For more on Overground at Melbourne Town Hall, Mess and Noise has plenty.

MULATU ASTATKE
WITH THE BLACK JESUS EXPERIENCE AT THE FORUM

Mulatu Astatke
Mulatu Astatke and the Black Jesus Experience

What a change of pace. All that noise and full-on duelling of the Embers Big Band subsided gradually in my head on the walk to The Forum as I mentally switched gears for Ethio-jazz. The Forum was an ideal venue for a spectacle and when The Black Jesus Experience came on stage with James Arben on sax there was all the atmosphere — and a smoke machine and coloured spotlights — of a big rock concert or stage spectacular.

Mulatu Astatke
Mulatu Astatke

But amid all the fuss, Mulatu Astatke seemed to exude calm and generosity of spirit. This was not some rock star with an air of importance, but a man content to make his gentle contribution among the assembled musicians and, obviously, to delight in doing it. He was attentive to the other musicians and at other times seemed lost in reverie as he played.

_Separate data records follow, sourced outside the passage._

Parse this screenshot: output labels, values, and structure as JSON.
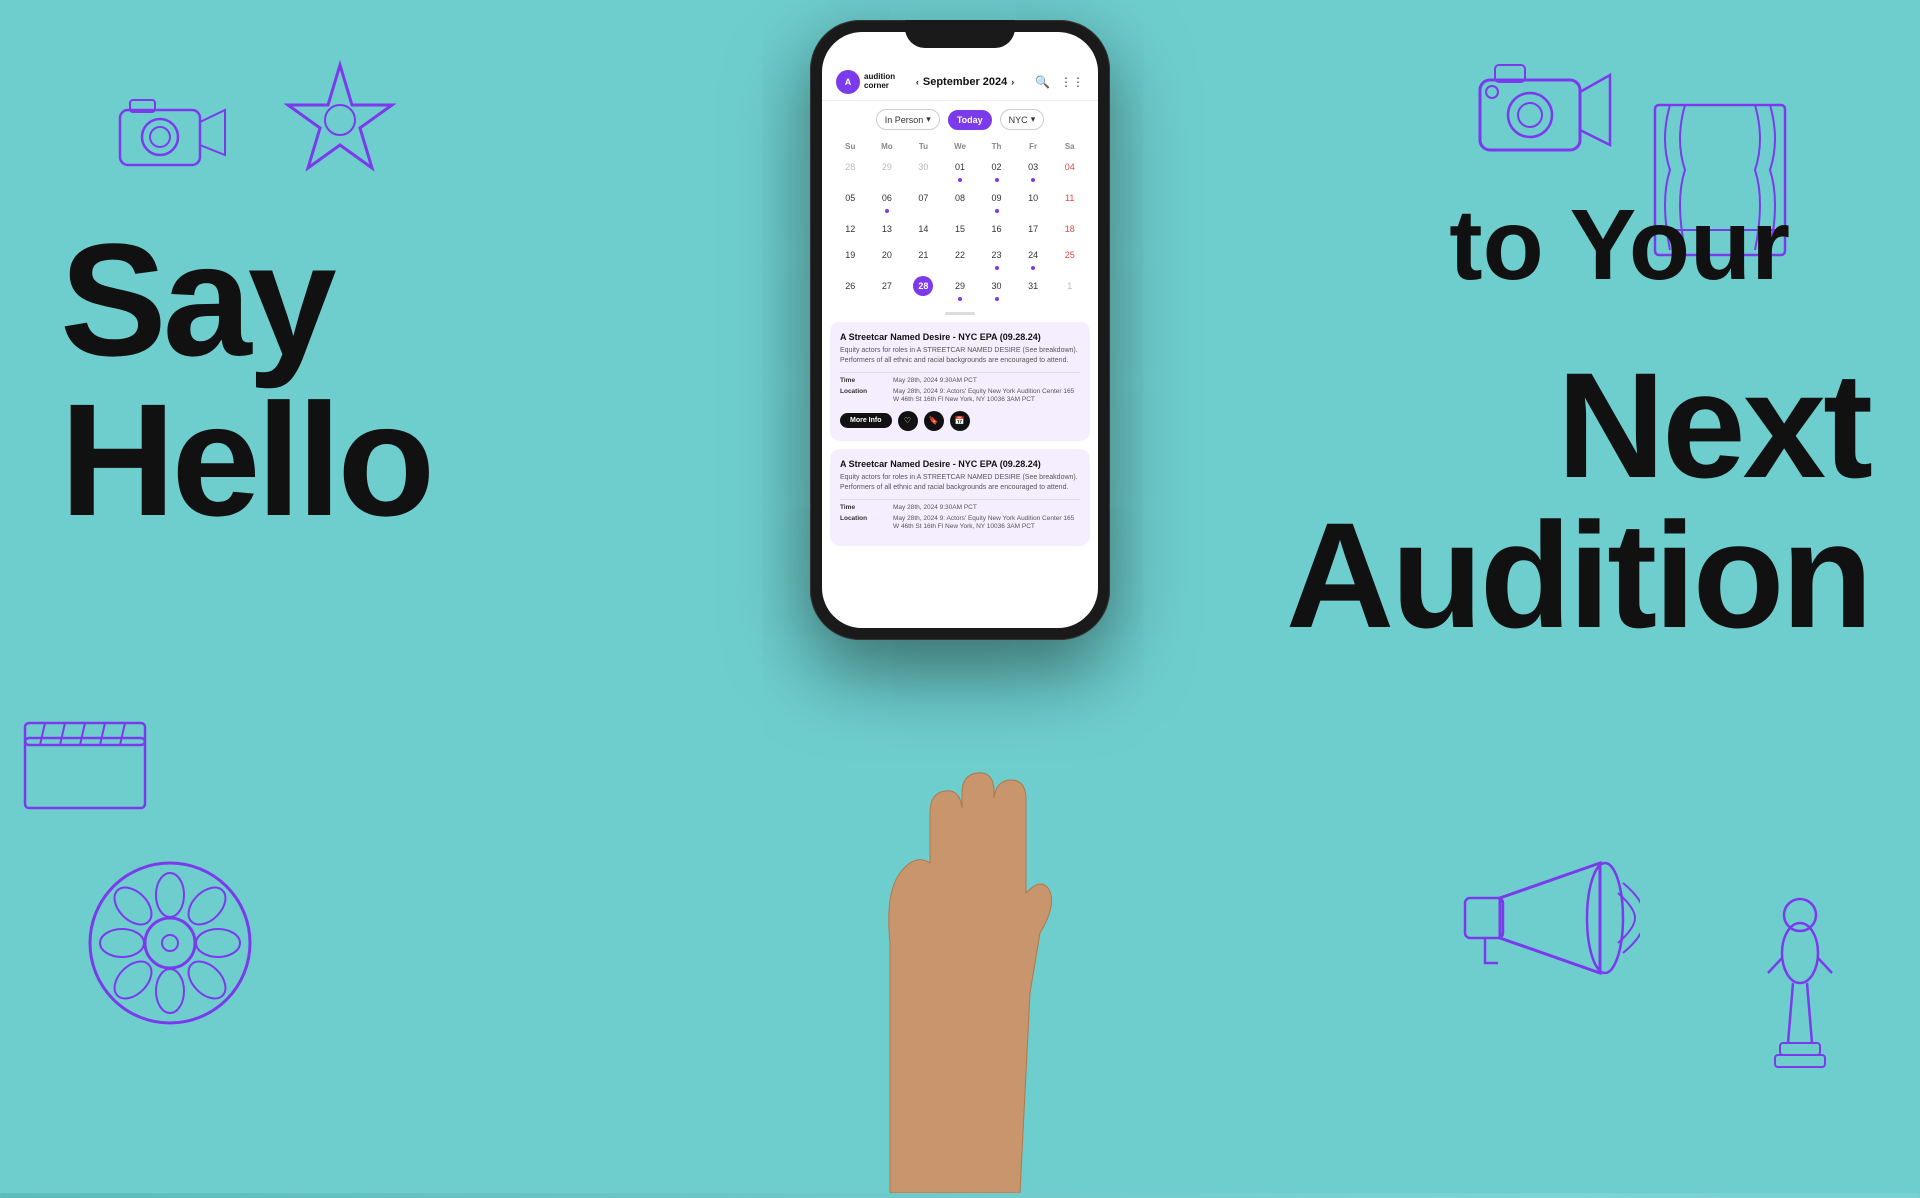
{
  "app": {
    "background_color": "#6ecece",
    "logo_line1": "audition",
    "logo_line2": "corner"
  },
  "hero": {
    "say": "Say",
    "hello": "Hello",
    "to_your": "to Your",
    "next": "Next",
    "audition": "Audition"
  },
  "phone": {
    "header": {
      "month": "September 2024",
      "search_icon": "search",
      "grid_icon": "grid"
    },
    "filters": {
      "in_person": "In Person",
      "today": "Today",
      "nyc": "NYC"
    },
    "calendar": {
      "days": [
        "Su",
        "Mo",
        "Tu",
        "We",
        "Th",
        "Fr",
        "Sa"
      ],
      "weeks": [
        [
          {
            "num": "28",
            "other": true
          },
          {
            "num": "29",
            "other": true
          },
          {
            "num": "30",
            "other": true
          },
          {
            "num": "01",
            "event": true
          },
          {
            "num": "02",
            "event": true
          },
          {
            "num": "03",
            "event": true
          },
          {
            "num": "04",
            "weekend": true,
            "event": true
          }
        ],
        [
          {
            "num": "05"
          },
          {
            "num": "06",
            "event": true
          },
          {
            "num": "07"
          },
          {
            "num": "08"
          },
          {
            "num": "09",
            "event": true
          },
          {
            "num": "10"
          },
          {
            "num": "11",
            "weekend": true,
            "event_red": true
          }
        ],
        [
          {
            "num": "12"
          },
          {
            "num": "13"
          },
          {
            "num": "14"
          },
          {
            "num": "15"
          },
          {
            "num": "16"
          },
          {
            "num": "17"
          },
          {
            "num": "18",
            "weekend": true,
            "event_red": true
          }
        ],
        [
          {
            "num": "19"
          },
          {
            "num": "20"
          },
          {
            "num": "21"
          },
          {
            "num": "22"
          },
          {
            "num": "23",
            "event": true
          },
          {
            "num": "24",
            "event": true
          },
          {
            "num": "25",
            "weekend": true,
            "event_red": true
          }
        ],
        [
          {
            "num": "26"
          },
          {
            "num": "27"
          },
          {
            "num": "28",
            "today": true
          },
          {
            "num": "29",
            "event": true
          },
          {
            "num": "30",
            "event": true
          },
          {
            "num": "31"
          },
          {
            "num": "1",
            "other": true
          }
        ]
      ]
    },
    "cards": [
      {
        "title": "A Streetcar Named Desire - NYC EPA (09.28.24)",
        "description": "Equity actors for roles in A STREETCAR NAMED DESIRE (See breakdown). Performers of all ethnic and racial backgrounds are encouraged to attend.",
        "time_label": "Time",
        "time_value": "May 28th, 2024 9:30AM PCT",
        "location_label": "Location",
        "location_value": "May 28th, 2024 9: Actors' Equity New York Audition Center 165 W 46th St 16th Fl New York, NY 10036 3AM PCT",
        "more_info": "More Info",
        "actions": [
          "heart",
          "bookmark",
          "calendar"
        ]
      },
      {
        "title": "A Streetcar Named Desire - NYC EPA (09.28.24)",
        "description": "Equity actors for roles in A STREETCAR NAMED DESIRE (See breakdown). Performers of all ethnic and racial backgrounds are encouraged to attend.",
        "time_label": "Time",
        "time_value": "May 28th, 2024 9:30AM PCT",
        "location_label": "Location",
        "location_value": "May 28th, 2024 9: Actors' Equity New York Audition Center 165 W 46th St 16th Fl New York, NY 10036 3AM PCT"
      }
    ]
  }
}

I did not catch all the names of tunes played, but there were some from the film Broken Flowers, a Heliocentrics piece entitled Cha Cha, another called Chic Chica, one called The Dawn and “one composed for myself” entitled simply Mulatu.

I did not know what to expect, but probably something a lot more energetic and even hip-hop oriented — I don’t know why. As it turned out most of the concert seemed to be gentle and celebratory, with repetitive rhythms and subtle variations. I’d need to listen to more to be able to adequately describe the music. But it was pleasant without being get-out-of-your-seat-and-start-dancing music.

Mulatu Astatke
Mulatu Astatke

There was some excellent musicianship from Souren Tchakerian on percussion, Peter Harper on alto sax, Ian Dixon on horn and Pat Kearney on drums, but I thought James Arben (Heliocentrics) on saxophone was fairly disappointing. A real standout was the keyboard playing of Thai Matus — he was quiet for most of the gig, then erupted with energy and fire, lit appropriately by a red spot. Great stuff.

Thai Matus
On fire: True Live keyboardist Thai Matus

All up, and perhaps I was suffering from the effects of Overground, this concert was not one to set the pulse racing or the blood flowing. It was a nice opportunity to chill in the club-like atmosphere of The Forum.